Hints of Shakespeare’s “pervasive presence” can be found in HBO’s Succession, which impressed on-again, off-again viewers like myself with a brilliant Season 3 finale last week. While there’s nothing in the series comparable to King Lear’s rhetorical/poetical energy, the characters and dialogue are enlivened by colorfully profane invective, with Brian Cox’s modern day Lear, Logan Roy, delivering the mightiest curses, most frequently in the form of f-off (or eff-off ) bombs in a world where the show’s f-word flies fast and free. Sites have been devoted to documenting the f-word and its derivatives, as in uproxx.com’s “comprehensive breakdown of “Every ‘F*3k Off’ “ in Season One.

Shakespeare in Chicago

Unlike Succession, Station Eleven, a post-apocalyptic miniseries on HBO Max based on Emily St. John Mandel’s 2014 novel of the same name, brings you in and keeps you watching from the first moment, which takes place in a large Chicago theater during a production of King Lear. The scene in progress is the one in which Lear enters “fantastically dressed with flowers.” When the blind Duke of Gloucester recognizes his voice (“Is’t not the king?”), Lear replies, “Ay, every inch a king. When I do stare, see how the subject quakes.” But all the quaking is being done by Arthur Leander (Gael García Bernal), the actor playing Lear. The one person in the theatre who knows what’s going on hurries to the stage as Leander collapses and apparently dies. Only Jeevan (Himesh Patel), the man who rushed the stage, seems to be aware of the onset of the plague that will soon do away with all but a fraction of humanity. Seeing that there’s no one to look after Kirsten Raymonde (Matilda Lawler), an 8-year-old actress who is presumably playing one of Lear’s daughters as a child (although no such part exists in the play), Jeevan takes it upon himself to find her parents or her handler or, if need be, to see her safely home.

Visual Poetry

The scenes in which the big dark-bearded, bundled-up man and the gaily, brightly bundled-up little girl make their way through a wintry Chicago night are at once charming and compelling, thanks to the visual poetry created by so unlikely a couple. Perhaps because my search for the spirit of the season has me thinking in extremes, such as Shakespeare’s “aurora borealis” or “spell of light,” I’m inclined to see the child — in her blue, orange, vermillion winter jacket, her matching even more colorful scarf, and especially her magnificent knit cap, with the multicolored tassel on top — as a fairy tale Christmas tree ornament come to life.

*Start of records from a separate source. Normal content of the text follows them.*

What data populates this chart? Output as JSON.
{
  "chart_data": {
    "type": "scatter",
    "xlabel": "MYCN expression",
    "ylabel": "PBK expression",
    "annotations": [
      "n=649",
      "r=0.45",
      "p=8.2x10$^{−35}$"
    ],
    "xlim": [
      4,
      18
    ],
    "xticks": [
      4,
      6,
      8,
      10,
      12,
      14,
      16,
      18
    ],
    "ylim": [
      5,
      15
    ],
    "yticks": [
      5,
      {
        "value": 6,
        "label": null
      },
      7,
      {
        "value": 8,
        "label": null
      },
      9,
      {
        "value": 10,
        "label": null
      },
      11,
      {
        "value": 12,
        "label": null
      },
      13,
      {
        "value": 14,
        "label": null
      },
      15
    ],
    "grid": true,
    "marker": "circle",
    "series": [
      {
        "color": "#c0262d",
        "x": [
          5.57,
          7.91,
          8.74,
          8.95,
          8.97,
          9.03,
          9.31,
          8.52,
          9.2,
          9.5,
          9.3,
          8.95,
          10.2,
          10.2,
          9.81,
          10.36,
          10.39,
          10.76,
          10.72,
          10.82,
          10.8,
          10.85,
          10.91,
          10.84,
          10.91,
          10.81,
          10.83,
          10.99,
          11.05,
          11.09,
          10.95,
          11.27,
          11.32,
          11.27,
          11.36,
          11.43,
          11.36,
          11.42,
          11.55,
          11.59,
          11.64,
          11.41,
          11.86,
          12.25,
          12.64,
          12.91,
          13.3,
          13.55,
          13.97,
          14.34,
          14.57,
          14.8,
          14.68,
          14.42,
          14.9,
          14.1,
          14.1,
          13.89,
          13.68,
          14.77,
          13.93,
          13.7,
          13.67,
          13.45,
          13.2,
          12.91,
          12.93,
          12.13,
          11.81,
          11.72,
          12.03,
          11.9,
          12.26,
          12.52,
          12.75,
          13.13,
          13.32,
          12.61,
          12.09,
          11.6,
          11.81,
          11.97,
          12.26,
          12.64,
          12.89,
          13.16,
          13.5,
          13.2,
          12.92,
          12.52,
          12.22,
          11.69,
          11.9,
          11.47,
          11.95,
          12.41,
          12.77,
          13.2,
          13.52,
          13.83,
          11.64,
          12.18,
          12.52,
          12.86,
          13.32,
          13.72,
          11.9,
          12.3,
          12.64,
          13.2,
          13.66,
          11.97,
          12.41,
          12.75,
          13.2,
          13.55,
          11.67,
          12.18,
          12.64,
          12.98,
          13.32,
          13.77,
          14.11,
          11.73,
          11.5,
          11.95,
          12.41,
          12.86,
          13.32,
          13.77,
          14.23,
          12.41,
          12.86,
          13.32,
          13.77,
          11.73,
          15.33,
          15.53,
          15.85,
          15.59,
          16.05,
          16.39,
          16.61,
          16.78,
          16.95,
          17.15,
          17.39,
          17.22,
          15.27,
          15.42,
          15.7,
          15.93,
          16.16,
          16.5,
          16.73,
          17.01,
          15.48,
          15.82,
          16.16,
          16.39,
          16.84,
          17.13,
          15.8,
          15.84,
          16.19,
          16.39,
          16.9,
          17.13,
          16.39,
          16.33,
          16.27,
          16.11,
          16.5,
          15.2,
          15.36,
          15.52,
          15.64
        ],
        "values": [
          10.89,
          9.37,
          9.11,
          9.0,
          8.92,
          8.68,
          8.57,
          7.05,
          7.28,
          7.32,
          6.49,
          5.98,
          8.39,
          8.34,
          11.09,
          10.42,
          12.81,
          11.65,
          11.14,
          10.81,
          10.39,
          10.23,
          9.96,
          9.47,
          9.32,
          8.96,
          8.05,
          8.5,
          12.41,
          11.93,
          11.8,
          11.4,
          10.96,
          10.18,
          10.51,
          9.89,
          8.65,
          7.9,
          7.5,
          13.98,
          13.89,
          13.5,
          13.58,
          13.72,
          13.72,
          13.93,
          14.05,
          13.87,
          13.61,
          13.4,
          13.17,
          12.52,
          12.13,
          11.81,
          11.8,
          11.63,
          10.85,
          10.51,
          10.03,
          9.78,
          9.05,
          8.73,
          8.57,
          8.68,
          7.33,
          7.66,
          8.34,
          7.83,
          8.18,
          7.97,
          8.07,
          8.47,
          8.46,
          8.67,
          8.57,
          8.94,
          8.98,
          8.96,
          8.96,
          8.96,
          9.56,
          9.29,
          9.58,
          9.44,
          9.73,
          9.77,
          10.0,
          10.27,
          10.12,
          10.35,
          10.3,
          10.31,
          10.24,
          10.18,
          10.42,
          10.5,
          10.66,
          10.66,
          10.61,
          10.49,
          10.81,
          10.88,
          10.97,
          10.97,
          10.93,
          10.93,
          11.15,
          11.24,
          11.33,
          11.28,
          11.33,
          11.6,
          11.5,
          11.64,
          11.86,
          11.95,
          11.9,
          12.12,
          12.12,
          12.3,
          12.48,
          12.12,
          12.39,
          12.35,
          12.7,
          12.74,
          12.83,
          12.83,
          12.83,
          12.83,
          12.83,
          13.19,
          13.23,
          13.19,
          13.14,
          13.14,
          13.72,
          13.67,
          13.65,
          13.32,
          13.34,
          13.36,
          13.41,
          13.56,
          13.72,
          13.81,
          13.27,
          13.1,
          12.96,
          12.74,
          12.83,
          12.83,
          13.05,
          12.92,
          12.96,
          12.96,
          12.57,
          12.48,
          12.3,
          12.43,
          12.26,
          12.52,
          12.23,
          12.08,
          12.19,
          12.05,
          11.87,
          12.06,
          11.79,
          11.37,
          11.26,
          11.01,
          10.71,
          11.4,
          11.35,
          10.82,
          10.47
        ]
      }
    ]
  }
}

But what strikes me more than anything else is her bearing, the way she seems to perceive the world as she walks around the big city with an imposing stranger, just the sort that she’s been told by her parents to avoid; and after she tells him as much, she sizes him up as if he were applying for a part in her play. When he formally introduces himself, she looks at him, pointedly, intelligently taking him in, no “cute little girl” mannerisms. She’s at home in the world, like Rosalind and Portia and other heroines imagined to life by the “great maestro of the human heart.”

Thomas DeQuincey ends his essay, “On the Knocking at the Gate in Macbeth”: “O, mighty poet! Thy works are not as those of other men, simply and merely great works of art; but are also like the phenomena of nature, like the sun and the sea, the stars and the flowers, — like frost and snow, rain and dew, hail-storm and thunder, which are to be studied with entire submission of our own faculties, and in the perfect faith that in them there can be no too much or too little, nothing useless or inert — but that, the further we press in our discoveries, the more we shall see proofs of design and self-supporting arrangement where the careless eye had seen nothing but accident!”